Потом эта мысль куда-то провалилась, утонула под спудом ежедневных и даже ежечасных на войне натужных дел. Но все же была, все же журчала где-то очень-очень глубоко в душе.

Мальчишка гнал без устали, в серой холщовой рубашке, в серых же коротких штанах, на ногах у него были небольшие мягкие сапожки, черные, мятые, с еле заметными каблучками, а за худенькими плечами болтался тяжелый немецкий шмайсер. Черные волосы, черные глаза и черные сапожки как будто замыкали Олеся Гаврииловича в какой-то правильный круг, внутри которого была детская и недетская одновременно душевная мякоть. Только шмайсер нарушал эту естественную гармонию, но болтался он на мальчишеском теле, как очень временная вещь, от которой легко и быстро можно когда-нибудь избавиться.

– Я ветеринаром стану после войны, как Адам Яковлевич, – уверенно заявлял мальчишка, – Хорошее дело. Звери как рождаются с добром в душе, так и живут с добром до смерти. Их люди не могут испортить, даже если очень захотят. Они сильнее людей.

Эта мудрость поразила Павла своей неизысканной прямотой, окончательной в своей неопровержимости. Она ведь лежала на самой поверхности природной сути всей жизни, и пронизывала эту жизнь насквозь, не смешиваясь ни с какими другими философиями. Почему мальчишка, маленький, худенький, не имеющий ничего, кроме холщовой рубахи, холщевых штанов и кожаных сапожек, это знал уже с рождения, а он, сильный, ловкий, хитрый воин только сейчас или, быть может, чуть раньше, когда Георгий Ильич говорил с ним, дошел до этого? Почему ни он, ни те, кто пришел сюда насиловать и убивать, и даже те, кто был с ним рядом всю его солдатскую жизнь, этого не знали? Или скрывали? От себя, от него? А ведь так все просто! Родиться с добром в душе и донести ее до смерти, без натуги, без смешивания с грязью предательства, жадности, неумной страсти к безграничной власти над людьми!

Но сейчас это мешает, думал Павел, сейчас ни в коем случае нельзя расслаблять себя, потому что вокруг враг, и бродит еще где-то по земле то чудовище с пятнышком на виске, которое предало двадцать разведчиков под Ровно и из-за которого погиб его односельчанин Куприян, и многие, многие другие. Вот найдет, рассчитается, и тогда пусть все будет так, как этот славный мальчишка думает.
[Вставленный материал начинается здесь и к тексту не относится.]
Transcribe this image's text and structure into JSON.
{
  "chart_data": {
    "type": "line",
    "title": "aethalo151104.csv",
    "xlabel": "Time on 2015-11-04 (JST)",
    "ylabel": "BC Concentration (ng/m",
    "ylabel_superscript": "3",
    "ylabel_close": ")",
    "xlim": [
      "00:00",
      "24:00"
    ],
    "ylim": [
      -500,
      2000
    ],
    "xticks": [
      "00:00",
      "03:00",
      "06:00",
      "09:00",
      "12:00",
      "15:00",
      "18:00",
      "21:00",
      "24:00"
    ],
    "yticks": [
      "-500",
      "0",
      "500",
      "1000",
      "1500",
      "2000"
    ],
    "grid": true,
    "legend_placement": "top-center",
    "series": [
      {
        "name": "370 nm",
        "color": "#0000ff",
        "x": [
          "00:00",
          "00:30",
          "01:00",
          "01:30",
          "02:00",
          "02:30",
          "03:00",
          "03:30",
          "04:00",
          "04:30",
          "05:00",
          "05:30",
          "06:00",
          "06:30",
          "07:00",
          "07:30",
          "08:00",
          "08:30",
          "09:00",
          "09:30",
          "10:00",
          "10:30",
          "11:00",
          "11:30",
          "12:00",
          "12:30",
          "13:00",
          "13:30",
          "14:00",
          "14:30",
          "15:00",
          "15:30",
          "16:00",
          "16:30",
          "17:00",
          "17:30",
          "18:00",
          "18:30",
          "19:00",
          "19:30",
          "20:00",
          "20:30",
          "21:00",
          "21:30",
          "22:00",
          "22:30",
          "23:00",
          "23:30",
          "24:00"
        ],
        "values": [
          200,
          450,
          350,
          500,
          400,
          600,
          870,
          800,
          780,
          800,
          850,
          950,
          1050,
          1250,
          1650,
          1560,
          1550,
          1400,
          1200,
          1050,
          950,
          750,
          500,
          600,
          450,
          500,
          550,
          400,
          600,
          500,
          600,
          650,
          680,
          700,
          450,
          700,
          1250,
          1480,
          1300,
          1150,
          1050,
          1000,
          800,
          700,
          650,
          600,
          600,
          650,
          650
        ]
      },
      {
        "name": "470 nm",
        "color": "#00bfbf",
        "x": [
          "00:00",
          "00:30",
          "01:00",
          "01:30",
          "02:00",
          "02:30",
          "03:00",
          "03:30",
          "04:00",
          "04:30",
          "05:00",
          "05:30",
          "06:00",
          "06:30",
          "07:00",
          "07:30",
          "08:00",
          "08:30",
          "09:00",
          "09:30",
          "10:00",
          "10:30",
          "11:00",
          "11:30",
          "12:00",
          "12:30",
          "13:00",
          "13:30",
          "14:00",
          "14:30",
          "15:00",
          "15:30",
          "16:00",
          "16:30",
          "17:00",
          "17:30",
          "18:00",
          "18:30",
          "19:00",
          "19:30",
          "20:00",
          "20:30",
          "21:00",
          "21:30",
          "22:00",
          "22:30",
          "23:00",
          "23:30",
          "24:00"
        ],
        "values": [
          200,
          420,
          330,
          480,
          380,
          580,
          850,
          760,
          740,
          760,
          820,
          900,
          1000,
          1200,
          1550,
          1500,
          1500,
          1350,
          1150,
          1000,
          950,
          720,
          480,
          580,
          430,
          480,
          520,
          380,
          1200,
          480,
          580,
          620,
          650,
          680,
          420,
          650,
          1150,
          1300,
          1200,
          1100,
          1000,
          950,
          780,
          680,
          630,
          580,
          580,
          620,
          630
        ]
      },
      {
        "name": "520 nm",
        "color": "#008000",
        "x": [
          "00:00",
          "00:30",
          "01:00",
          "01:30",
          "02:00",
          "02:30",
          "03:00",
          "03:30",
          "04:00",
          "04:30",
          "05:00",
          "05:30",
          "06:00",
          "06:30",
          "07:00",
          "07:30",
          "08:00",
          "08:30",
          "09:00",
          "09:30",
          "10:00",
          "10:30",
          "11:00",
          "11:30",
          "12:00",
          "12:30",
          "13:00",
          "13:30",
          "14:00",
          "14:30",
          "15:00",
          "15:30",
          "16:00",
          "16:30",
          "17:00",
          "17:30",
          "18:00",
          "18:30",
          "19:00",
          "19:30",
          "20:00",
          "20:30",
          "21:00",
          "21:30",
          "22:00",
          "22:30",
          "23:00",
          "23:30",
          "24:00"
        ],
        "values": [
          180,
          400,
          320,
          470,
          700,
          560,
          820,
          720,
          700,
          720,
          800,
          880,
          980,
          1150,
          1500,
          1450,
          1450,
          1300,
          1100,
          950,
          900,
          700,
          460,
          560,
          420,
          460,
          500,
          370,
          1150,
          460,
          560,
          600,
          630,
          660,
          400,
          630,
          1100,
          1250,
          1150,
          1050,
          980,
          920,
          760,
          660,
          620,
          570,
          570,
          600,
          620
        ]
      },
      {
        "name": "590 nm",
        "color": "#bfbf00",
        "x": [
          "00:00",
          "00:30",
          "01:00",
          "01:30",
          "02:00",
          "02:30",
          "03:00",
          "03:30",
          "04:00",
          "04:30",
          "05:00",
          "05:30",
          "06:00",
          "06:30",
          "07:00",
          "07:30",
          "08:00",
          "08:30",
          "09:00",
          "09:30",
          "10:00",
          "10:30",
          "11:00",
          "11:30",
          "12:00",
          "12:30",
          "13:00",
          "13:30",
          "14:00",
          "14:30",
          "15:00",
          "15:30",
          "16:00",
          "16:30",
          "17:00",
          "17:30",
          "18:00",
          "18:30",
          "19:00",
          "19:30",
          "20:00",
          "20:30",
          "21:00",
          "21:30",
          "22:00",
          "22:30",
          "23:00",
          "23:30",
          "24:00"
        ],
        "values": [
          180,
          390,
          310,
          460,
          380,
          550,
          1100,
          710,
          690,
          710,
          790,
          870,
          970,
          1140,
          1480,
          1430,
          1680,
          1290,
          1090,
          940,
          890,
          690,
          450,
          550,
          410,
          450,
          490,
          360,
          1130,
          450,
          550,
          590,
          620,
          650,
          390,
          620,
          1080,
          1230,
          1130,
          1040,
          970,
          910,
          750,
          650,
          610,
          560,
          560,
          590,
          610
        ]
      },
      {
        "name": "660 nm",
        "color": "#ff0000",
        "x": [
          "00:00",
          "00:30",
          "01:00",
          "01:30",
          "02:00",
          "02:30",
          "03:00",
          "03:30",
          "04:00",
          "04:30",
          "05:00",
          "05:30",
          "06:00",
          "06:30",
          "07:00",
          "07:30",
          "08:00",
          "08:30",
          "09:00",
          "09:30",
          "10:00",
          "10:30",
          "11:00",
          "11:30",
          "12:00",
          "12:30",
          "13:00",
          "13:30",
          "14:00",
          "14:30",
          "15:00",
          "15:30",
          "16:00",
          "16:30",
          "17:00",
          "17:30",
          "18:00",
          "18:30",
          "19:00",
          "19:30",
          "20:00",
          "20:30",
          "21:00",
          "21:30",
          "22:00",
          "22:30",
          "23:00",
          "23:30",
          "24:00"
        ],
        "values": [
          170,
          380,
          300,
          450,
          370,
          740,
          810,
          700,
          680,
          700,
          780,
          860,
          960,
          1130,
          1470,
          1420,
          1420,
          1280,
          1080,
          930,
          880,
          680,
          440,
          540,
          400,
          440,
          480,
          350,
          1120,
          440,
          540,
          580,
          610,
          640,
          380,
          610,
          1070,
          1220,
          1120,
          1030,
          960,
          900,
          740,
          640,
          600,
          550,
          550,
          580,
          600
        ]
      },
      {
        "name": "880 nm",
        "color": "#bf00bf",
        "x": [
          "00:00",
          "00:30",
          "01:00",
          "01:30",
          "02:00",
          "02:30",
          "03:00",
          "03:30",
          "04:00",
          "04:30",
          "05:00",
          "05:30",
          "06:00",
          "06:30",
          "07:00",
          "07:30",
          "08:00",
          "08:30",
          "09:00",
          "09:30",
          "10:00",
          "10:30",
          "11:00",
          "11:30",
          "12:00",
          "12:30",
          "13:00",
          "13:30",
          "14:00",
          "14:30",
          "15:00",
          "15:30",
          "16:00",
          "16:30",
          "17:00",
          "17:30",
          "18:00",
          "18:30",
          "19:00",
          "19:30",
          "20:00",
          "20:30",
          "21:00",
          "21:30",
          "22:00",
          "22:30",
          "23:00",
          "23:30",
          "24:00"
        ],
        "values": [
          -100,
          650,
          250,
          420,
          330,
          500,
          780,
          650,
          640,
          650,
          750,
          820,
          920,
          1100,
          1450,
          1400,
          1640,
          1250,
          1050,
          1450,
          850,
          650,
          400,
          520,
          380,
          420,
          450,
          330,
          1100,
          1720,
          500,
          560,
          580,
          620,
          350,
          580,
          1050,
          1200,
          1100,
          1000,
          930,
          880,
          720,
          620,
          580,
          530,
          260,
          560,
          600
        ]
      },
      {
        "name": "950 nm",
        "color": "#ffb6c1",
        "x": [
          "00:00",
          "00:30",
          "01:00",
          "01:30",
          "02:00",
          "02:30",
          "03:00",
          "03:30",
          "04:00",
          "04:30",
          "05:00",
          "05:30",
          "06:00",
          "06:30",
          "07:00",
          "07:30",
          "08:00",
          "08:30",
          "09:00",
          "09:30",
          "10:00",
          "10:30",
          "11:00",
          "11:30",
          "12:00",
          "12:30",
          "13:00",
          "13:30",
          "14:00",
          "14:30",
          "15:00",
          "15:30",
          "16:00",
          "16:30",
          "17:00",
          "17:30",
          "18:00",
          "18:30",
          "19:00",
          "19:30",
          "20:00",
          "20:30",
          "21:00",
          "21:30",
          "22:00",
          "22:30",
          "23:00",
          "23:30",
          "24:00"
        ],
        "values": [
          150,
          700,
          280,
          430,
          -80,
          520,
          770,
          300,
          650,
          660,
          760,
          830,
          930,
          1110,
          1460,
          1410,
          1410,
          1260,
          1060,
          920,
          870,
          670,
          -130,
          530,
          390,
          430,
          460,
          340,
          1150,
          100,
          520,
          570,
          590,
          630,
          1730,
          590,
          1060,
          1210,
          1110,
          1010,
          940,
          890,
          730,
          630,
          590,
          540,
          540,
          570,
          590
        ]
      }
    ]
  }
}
…Карта немецких офицеров почти полностью подтвердилась – не то немцы не придали значения ее утери, не то не успели что-то изменить, не то и у них бывают в командовании дураки и бездари.

Павел ранним утром следующего дня, оставив у Желтовича весь отряд, пустился на своем терпеливом «монголе» в обратный путь в пятую кавалерийскую дивизию. С собой у него были и эти карты, и другие, и какие-то особые донесения начальнику разведки Калюжному от Адама Яковлевича.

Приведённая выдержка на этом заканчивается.